Seattle Mariners – No. 1
- Second baseman
- Born: December 13, 1999 (age 26) Burbank, California, U.S.
- Bats: RightThrows: Right

MLB debut
- May 27, 2024, for the Seattle Mariners

MLB statistics (through June 8, 2026)
- Batting average: .206
- Home runs: 3
- Runs batted in: 13
- Stats at Baseball Reference

Teams
- Seattle Mariners (2024–present);

= Ryan Bliss =

American baseball player (born 1999)

Ryan Isiah Bliss (born December 13, 1999) is an American professional baseball second baseman for the Seattle Mariners of Major League Baseball (MLB). He played college baseball for the Auburn Tigers. He made his MLB debut in 2024.

==Amateur career==
Bliss grew up in LaGrange, Georgia, and attended Troup County High School.
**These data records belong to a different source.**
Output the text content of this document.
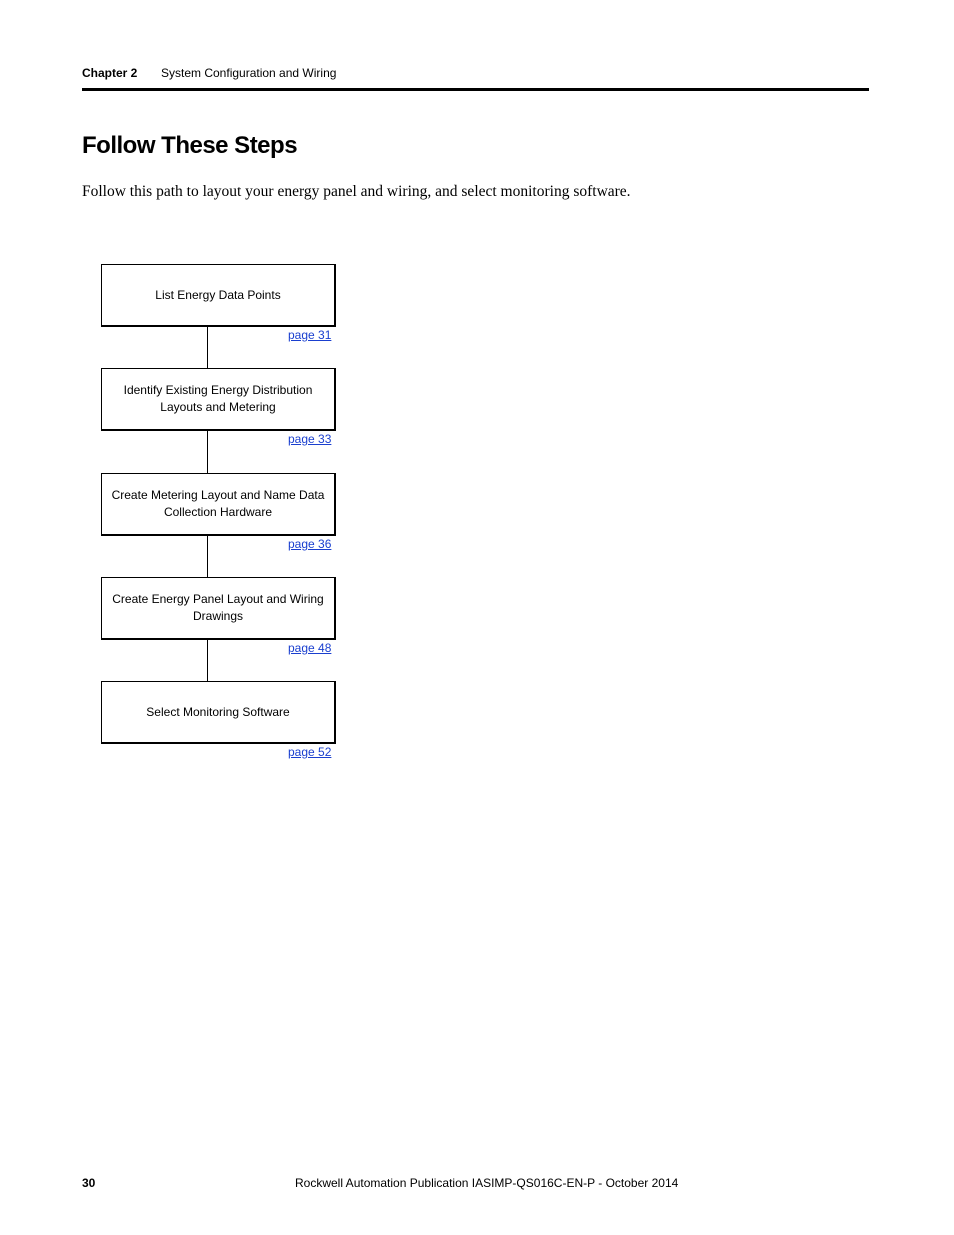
Chapter 2 System Configuration and Wiring
Follow These Steps

Follow this path to layout your energy panel and wiring, and select monitoring software.

List Energy Data Points
page 31
Identify Existing Energy Distribution Layouts and Metering
page 33
Create Metering Layout and Name Data Collection Hardware
page 36
Create Energy Panel Layout and Wiring Drawings
page 48
Select Monitoring Software
page 52
30	Rockwell Automation Publication IASIMP-QS016C-EN-P - October 2014
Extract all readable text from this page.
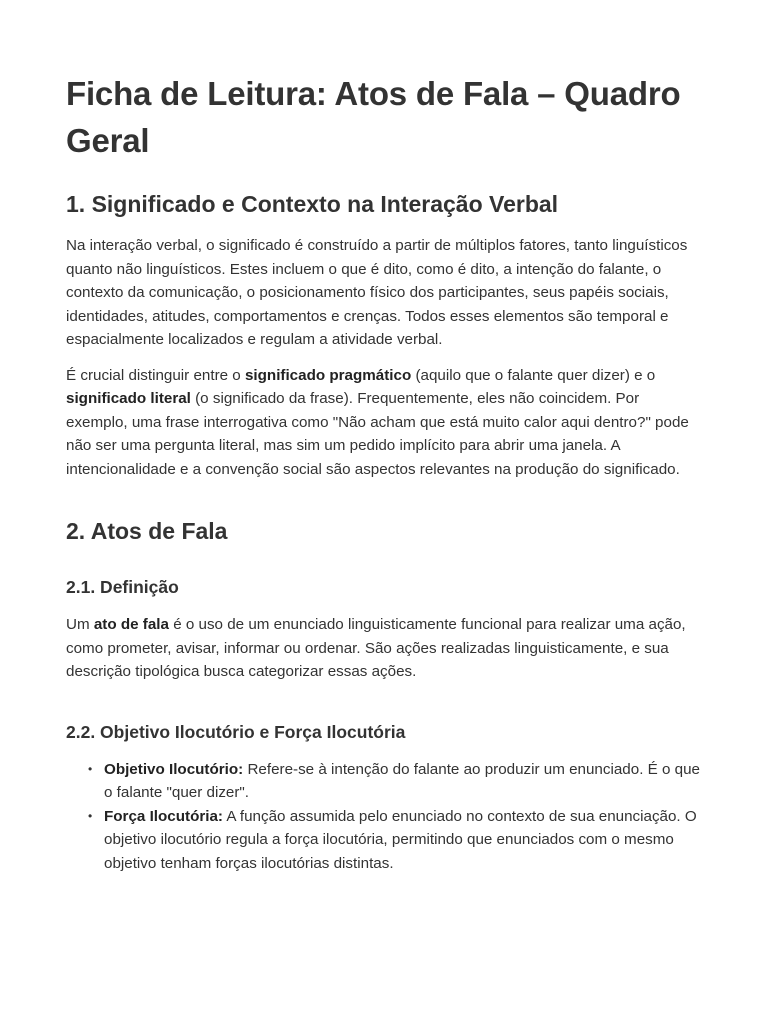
Ficha de Leitura: Atos de Fala – Quadro Geral
1. Significado e Contexto na Interação Verbal

Na interação verbal, o significado é construído a partir de múltiplos fatores, tanto linguísticos quanto não linguísticos. Estes incluem o que é dito, como é dito, a intenção do falante, o contexto da comunicação, o posicionamento físico dos participantes, seus papéis sociais, identidades, atitudes, comportamentos e crenças. Todos esses elementos são temporal e espacialmente localizados e regulam a atividade verbal.

É crucial distinguir entre o significado pragmático (aquilo que o falante quer dizer) e o significado literal (o significado da frase). Frequentemente, eles não coincidem. Por exemplo, uma frase interrogativa como "Não acham que está muito calor aqui dentro?" pode não ser uma pergunta literal, mas sim um pedido implícito para abrir uma janela. A intencionalidade e a convenção social são aspectos relevantes na produção do significado.

2. Atos de Fala
2.1. Definição

Um ato de fala é o uso de um enunciado linguisticamente funcional para realizar uma ação, como prometer, avisar, informar ou ordenar. São ações realizadas linguisticamente, e sua descrição tipológica busca categorizar essas ações.

2.2. Objetivo Ilocutório e Força Ilocutória
• Objetivo Ilocutório: Refere-se à intenção do falante ao produzir um enunciado. É o que o falante "quer dizer".
• Força Ilocutória: A função assumida pelo enunciado no contexto de sua enunciação. O objetivo ilocutório regula a força ilocutória, permitindo que enunciados com o mesmo objetivo tenham forças ilocutórias distintas.
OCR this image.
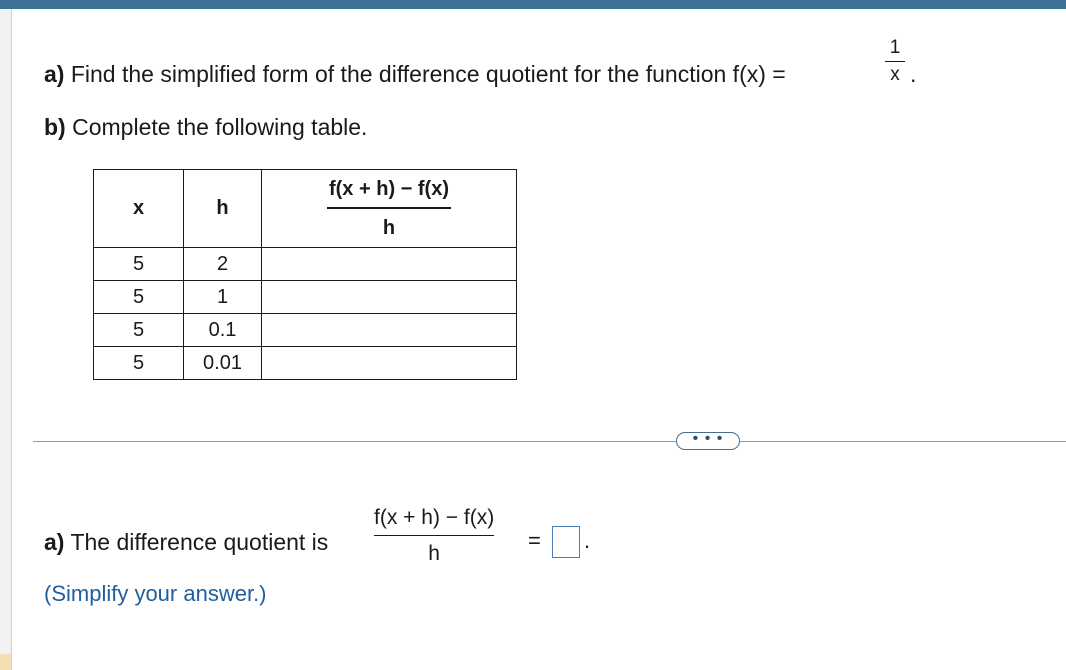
a) Find the simplified form of the difference quotient for the function f(x) =
1
x .
b) Complete the following table.
x	h	$\frac{f(x + h) - f(x)}{h}$

5	2	
5	1	
5	0.1	
5	0.01	
• • •
a) The difference quotient is
f(x + h) − f(x)
h
= .
(Simplify your answer.)
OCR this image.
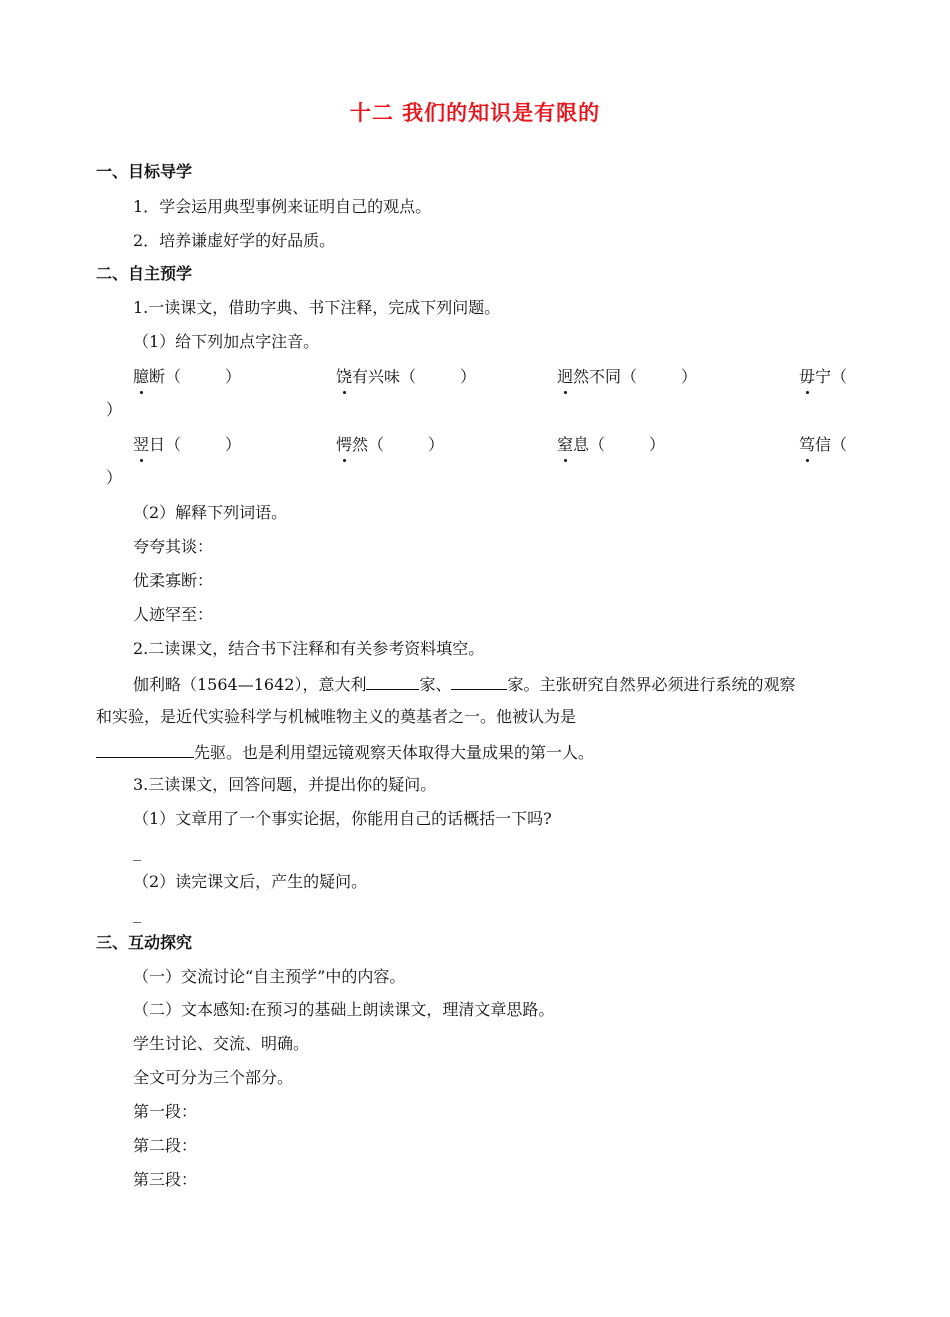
十二 我们的知识是有限的
一、目标导学
1．学会运用典型事例来证明自己的观点。
2．培养谦虚好学的好品质。
二、自主预学
1.一读课文，借助字典、书下注释，完成下列问题。
（1）给下列加点字注音。
臆断（	）	饶有兴味（	）	迥然不同（	）	毋宁（
）
翌日（	）	愕然（	）	窒息（	）	笃信（
）
（2）解释下列词语。
夸夸其谈：
优柔寡断：
人迹罕至：
2.二读课文，结合书下注释和有关参考资料填空。
伽利略（1564—1642），意大利	家、	家。主张研究自然界必须进行系统的观察
和实验，是近代实验科学与机械唯物主义的奠基者之一。他被认为是
先驱。也是利用望远镜观察天体取得大量成果的第一人。
3.三读课文，回答问题，并提出你的疑问。
（1）文章用了一个事实论据，你能用自己的话概括一下吗?
_
（2）读完课文后，产生的疑问。
_
三、互动探究
（一）交流讨论“自主预学”中的内容。
（二）文本感知:在预习的基础上朗读课文，理清文章思路。
学生讨论、交流、明确。
全文可分为三个部分。
第一段：
第二段：
第三段：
He hit eight home runs and was named an All-American by Rawlings-Perfect Game as a senior. Bliss was selected in the 30th round of the 2018 Major League Baseball draft by the Boston Red Sox but did not sign with the team.

Bliss attended Auburn University and played college baseball for the Auburn Tigers for three seasons. He became the team's starting shortstop as a freshman and was named to the Southeastern Conference (SEC) All-Freshman team after batting .281 with 50 runs scored. In 2019, he played collegiate summer baseball with the Brewster Whitecaps of the Cape Cod Baseball League. As a sophomore, he batted for a .377 average with a team-high 21 runs scored in 18 games before the season was cut short due to the coronavirus pandemic. In his junior season, Bliss was named an All-American by the National Collegiate Baseball Writers Association after batting .365 with 15 home runs, 14 doubles, and 45 RBIs.

==Professional career==
===Arizona Diamondbacks===
The Arizona Diamondbacks selected Bliss in the second round, with the 42nd overall pick, in the 2021 Major League Baseball draft. He signed on July 18, receiving a $1.25 million bonus. He made his professional debut with the Rookie-level Arizona Complex League Diamondbacks and was promoted to the Visalia Rawhide of the Low-A West after two games. He hit for the cycle with Visalia on September 17. Over 39 games in the minors in 2021, he batted .267 with six home runs, 24 RBI, and 13 stolen bases.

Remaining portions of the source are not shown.